Metro devices
Credit: Image courtesy of Metro

At the end of last year Metro announced its mobile-first strategy and launched a responsive site with swipe functionality.

Following a mobile-first strategy may be new, but the commuter title has always considered itself a mobile product, providing bite-size, snackable content that is easily digestible on tube journeys.

In the last of our three features looking at mobile-first approaches, we look at how Metro is learning about the "new paradigms" and behaviours that come with mobile, how journalists are now writing mobile-friendly headlines and the early results of creating 'contextual web editions'.

This look at Metro follows features on Breaking News and Circa, both news providers also taking a mobile-first approach.

What does mobile-first mean for Metro?

Metro is the newspaper that you pick up for reading on your tube or bus journey. So what does mobile-first mean to a print title?

"Internally to us it means how we approach product development and how we approach sales and marketing and every facet of our business," Jamie Walters, product development director at Metro, said. "You think with a mobile-first hat on."

Metro has always been mobile

Mobile-first is a natural evolution of a philosophy that has always been thereJamie Walters
If you look back at the history of Metro, which launched in 1999, it has always been a mobile product, Walters said. "We are as a newspaper designed for consumption on the move.

"It is snackable, bite-size, short-form content. The reason it's like that is because we are communicating with an audience that is in transit in very busy lives."

He added that "mobile-first is a natural evolution of a philosophy that has always been there".

Going responsive

At the end of last year Metro launched a responsive site, designed so it adjusts to suit the screen size it is viewed on.

The site also provides "responsive content", Walters explained. Metro's site first pushes content that is suitable for mobile, making the load speed faster for phones.

"Being mobile-first means the site loads with content designed for mobile. And then if the server realises you are on a tablet or desktop it serves that."

Metro responsive swipe

Introducing swipe

The Metro responsive site has swipe functionality, a first for a UK news site, according to Walters. "Users of apps have become very used to swipe functionality," he said, explaining that creating swipe for a website posed more of a challenge than for a native app as the team had to ensure it works on all browser types.

Swipe was in part inspired by Metro's own digital editions, page-turners available for iPad, iPhone, Android and Kindle Fire.

Metro found that if readers got as far as page four in the digital edition, which are usually about 70 pages long, "they had a huge propensity, a 70 per cent likelihood, of consuming the whole product end to end", Walters explained.
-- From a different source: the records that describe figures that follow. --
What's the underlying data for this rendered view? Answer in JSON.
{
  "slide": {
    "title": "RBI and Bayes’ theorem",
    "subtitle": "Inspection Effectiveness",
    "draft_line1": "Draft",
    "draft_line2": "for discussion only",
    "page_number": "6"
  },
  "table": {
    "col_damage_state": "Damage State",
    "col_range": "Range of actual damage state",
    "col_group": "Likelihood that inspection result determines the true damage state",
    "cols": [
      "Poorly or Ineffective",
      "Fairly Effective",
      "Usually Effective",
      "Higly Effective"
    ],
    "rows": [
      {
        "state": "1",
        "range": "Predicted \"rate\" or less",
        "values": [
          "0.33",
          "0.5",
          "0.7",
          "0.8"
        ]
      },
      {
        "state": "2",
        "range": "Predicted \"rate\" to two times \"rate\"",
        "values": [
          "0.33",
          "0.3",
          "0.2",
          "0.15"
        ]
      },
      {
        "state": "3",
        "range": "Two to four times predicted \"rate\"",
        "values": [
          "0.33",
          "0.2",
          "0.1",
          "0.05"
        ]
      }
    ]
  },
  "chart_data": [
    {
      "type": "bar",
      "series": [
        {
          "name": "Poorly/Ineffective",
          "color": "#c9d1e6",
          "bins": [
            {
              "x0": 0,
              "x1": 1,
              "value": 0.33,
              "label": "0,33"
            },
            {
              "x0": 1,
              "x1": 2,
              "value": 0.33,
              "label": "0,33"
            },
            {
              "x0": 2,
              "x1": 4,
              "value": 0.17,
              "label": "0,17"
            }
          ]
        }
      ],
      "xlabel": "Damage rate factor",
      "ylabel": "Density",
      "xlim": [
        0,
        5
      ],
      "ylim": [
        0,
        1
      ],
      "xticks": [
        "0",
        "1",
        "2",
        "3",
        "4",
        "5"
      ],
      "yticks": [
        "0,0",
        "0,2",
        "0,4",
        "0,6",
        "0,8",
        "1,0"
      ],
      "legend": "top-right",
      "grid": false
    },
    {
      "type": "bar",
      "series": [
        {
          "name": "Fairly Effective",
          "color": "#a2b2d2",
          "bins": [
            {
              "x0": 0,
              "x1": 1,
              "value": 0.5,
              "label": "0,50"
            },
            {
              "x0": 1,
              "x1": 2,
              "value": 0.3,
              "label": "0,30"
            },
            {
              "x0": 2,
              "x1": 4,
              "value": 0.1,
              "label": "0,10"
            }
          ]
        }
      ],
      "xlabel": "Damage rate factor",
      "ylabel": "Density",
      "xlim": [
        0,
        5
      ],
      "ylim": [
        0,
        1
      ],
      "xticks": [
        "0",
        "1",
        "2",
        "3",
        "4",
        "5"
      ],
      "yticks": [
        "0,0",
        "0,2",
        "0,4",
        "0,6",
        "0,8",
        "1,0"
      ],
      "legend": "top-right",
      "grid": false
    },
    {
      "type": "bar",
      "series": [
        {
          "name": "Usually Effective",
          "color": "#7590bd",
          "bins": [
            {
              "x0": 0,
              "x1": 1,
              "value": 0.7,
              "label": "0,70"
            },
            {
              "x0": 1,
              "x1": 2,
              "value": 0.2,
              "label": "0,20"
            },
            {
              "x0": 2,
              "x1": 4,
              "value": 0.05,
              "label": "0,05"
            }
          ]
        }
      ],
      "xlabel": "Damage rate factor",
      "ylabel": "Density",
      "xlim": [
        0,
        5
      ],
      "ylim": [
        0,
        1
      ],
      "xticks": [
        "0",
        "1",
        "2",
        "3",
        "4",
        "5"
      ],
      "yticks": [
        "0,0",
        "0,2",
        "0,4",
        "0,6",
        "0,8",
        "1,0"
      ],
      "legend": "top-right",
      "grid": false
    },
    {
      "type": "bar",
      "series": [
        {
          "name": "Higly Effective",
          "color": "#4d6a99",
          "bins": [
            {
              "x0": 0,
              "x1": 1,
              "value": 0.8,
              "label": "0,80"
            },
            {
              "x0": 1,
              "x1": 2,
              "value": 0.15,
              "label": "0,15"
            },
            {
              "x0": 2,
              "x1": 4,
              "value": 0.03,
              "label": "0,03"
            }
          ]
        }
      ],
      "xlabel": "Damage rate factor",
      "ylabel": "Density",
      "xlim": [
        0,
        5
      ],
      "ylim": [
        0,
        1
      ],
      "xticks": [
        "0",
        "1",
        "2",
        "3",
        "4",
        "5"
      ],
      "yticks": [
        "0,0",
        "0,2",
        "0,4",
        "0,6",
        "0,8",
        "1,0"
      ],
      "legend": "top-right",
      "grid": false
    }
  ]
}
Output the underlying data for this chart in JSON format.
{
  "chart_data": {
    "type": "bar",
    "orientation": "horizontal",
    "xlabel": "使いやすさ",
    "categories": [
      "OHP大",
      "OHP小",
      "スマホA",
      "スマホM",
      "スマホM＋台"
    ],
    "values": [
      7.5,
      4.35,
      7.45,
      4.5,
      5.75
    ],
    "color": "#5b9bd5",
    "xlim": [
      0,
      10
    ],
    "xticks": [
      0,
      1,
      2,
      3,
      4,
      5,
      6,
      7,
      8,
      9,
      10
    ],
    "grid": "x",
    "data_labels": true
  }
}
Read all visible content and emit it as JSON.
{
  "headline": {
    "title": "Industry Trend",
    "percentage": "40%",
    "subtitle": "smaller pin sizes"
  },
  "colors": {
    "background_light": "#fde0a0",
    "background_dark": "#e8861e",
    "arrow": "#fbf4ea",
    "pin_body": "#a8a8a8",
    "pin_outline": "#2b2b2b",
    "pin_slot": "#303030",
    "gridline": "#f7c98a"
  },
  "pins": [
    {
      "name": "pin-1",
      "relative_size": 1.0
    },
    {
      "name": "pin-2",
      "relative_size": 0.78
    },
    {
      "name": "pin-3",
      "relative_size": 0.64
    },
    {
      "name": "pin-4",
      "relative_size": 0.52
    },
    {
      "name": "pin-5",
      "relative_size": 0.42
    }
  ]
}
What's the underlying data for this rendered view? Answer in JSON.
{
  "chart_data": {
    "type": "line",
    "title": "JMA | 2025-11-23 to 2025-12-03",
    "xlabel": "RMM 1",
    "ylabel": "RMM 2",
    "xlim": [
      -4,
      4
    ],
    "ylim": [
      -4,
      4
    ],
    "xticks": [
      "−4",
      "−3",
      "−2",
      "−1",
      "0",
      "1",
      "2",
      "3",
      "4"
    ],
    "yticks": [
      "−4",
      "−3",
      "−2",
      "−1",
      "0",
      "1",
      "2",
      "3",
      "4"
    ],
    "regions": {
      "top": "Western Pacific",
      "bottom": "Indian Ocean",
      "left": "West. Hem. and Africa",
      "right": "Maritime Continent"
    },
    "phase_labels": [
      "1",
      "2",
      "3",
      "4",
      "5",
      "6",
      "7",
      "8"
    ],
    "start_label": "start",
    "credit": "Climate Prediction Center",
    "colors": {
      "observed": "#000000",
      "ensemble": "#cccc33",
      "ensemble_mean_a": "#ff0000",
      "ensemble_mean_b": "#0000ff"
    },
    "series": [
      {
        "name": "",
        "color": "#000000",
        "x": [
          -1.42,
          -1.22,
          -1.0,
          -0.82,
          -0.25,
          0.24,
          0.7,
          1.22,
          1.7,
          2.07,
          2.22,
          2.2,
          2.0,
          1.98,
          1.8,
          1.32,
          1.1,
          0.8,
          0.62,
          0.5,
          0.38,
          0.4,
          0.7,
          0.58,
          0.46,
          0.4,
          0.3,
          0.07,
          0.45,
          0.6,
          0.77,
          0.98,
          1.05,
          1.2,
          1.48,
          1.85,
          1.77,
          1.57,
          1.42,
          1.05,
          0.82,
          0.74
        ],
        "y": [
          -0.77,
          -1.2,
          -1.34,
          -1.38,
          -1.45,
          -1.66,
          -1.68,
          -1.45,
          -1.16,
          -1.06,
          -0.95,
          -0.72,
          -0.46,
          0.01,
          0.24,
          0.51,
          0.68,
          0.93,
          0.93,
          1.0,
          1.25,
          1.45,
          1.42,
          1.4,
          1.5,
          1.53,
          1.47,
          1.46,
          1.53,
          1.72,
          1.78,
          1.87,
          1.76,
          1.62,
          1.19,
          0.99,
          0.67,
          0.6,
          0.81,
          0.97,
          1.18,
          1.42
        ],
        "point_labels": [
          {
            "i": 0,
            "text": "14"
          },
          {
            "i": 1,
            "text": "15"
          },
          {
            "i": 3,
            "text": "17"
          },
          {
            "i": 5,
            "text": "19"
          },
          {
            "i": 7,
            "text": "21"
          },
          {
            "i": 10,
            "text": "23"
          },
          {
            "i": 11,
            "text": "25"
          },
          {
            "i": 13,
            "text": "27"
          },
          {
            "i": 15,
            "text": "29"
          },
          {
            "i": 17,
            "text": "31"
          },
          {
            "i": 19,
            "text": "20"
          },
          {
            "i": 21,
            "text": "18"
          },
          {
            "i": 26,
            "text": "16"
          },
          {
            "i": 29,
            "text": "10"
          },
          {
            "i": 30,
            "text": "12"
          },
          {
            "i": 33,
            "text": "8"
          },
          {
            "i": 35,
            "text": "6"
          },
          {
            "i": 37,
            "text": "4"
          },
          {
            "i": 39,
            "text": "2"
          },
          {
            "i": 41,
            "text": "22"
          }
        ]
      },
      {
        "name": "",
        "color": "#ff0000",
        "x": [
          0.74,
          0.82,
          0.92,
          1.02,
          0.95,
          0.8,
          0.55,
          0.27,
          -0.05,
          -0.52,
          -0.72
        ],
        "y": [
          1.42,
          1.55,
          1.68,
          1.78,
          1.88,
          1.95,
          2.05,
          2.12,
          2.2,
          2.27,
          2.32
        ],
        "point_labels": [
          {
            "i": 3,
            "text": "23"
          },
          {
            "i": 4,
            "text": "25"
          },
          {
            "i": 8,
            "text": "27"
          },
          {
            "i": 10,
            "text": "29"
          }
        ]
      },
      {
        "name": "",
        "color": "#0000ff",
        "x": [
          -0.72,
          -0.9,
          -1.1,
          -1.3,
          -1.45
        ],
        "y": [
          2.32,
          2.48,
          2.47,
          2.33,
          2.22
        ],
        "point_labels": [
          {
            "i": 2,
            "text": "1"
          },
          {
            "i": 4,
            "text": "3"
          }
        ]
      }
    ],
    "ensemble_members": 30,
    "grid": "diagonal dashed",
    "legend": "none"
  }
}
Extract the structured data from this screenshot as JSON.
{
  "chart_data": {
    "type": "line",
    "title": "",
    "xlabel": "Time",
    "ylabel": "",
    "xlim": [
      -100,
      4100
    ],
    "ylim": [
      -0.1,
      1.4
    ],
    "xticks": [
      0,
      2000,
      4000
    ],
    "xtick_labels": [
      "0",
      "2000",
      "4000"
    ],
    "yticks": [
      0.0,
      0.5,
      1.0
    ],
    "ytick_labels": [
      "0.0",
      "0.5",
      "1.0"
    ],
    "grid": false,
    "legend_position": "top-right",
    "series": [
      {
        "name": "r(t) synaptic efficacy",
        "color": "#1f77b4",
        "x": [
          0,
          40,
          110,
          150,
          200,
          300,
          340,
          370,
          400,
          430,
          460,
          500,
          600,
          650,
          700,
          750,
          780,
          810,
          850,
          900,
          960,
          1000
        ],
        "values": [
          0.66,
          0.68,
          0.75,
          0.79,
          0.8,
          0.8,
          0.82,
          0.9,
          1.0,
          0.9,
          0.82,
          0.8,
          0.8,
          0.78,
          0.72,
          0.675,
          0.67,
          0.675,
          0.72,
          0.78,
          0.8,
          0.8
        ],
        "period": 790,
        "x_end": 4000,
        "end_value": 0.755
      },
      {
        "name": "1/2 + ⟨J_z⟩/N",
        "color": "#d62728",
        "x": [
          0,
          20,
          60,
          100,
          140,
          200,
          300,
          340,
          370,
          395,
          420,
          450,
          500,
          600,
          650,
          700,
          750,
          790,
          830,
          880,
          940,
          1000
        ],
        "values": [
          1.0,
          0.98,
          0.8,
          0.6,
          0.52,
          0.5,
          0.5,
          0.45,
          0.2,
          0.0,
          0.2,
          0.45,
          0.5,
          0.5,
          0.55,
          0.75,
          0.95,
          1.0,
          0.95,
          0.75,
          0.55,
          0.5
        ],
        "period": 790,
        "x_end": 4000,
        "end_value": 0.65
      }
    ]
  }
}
"The reason they did that is because swipe made it easy to go from page to page."

Walters and colleagues set about building that functionality into the website. The thinking was that "if we could build that into a website, we could deliver something that consumers want and it would encourage them to consume more of the content, and to come back more frequently".

Findings from swipe

They tend to consume between 10 and 20 pages per visit – which is staggering for a websiteJamie Walters
"It's very early days," Walters said, and one of the key challenges is making swipe discoverable "as it's not something people are used to using on a website".

But when people do swipe, and about 10 per cent of the base is using it, their consumption is "through the roof".

"They tend to consume between 10 and 20 pages per visit – which is staggering for a website. As we make that swipe functionality more visible and more obvious to users, we will start to drive up our overall consumption across the product dramatically."

Creating 'contextual web editions'

Metro is also creating what Walters calls 'contextual web editions'. A web edition is "a set of content that is stacked up along side, and is however long we decide to make it", he explained.

"Initially we just had one iteration of that, which was our selection of the stories. We realised that if someone lands on our site at one of the article pages, such as a sport page, the likelihood is that they are going to want to consume a bunch of sport content subsequent to that."

We found dwell time doubled on those channels as a result of it – literally doubled over nightJamie Walters
Metro ran a test a couple of weeks ago so that if readers landed on a sports page they were presented with the top 25 sports stories in the list of the swipes.

"We found dwell time doubled on those channels as a result of it – literally doubled over night.

"The pages viewed were staying pretty much the same, still 10 to 15 pages, but people were spending longer on those articles. They are swiping through to find what they want, but they are finding more of what they want when we run these editions contextually."

New jobs for journalists

The journalist's workflow has also been affected by changes too. Metro now publishes a long and a short headline within its content management system.

"The CMS recognises where on a page and what device it's being seen on and will serve up the appropriate one," Walters explained.

"We need to get scientific about that," he added. "It's not just about the mobile consumption but what gives that the highest propensity to be shared, what is the most appealing headline in search, what is the most appealing headline for someone who arrives directly on the site?"

He is also interested in how headlines – and pictures – can drive people to swipe.

To test some of these new ideas Metro is setting up an audience board which will meet once a month. "It's a test and learn approach," he said. "And when you classify things as experiments, it kind of gives the permission for failure so people don't have to be scared about trying stuff."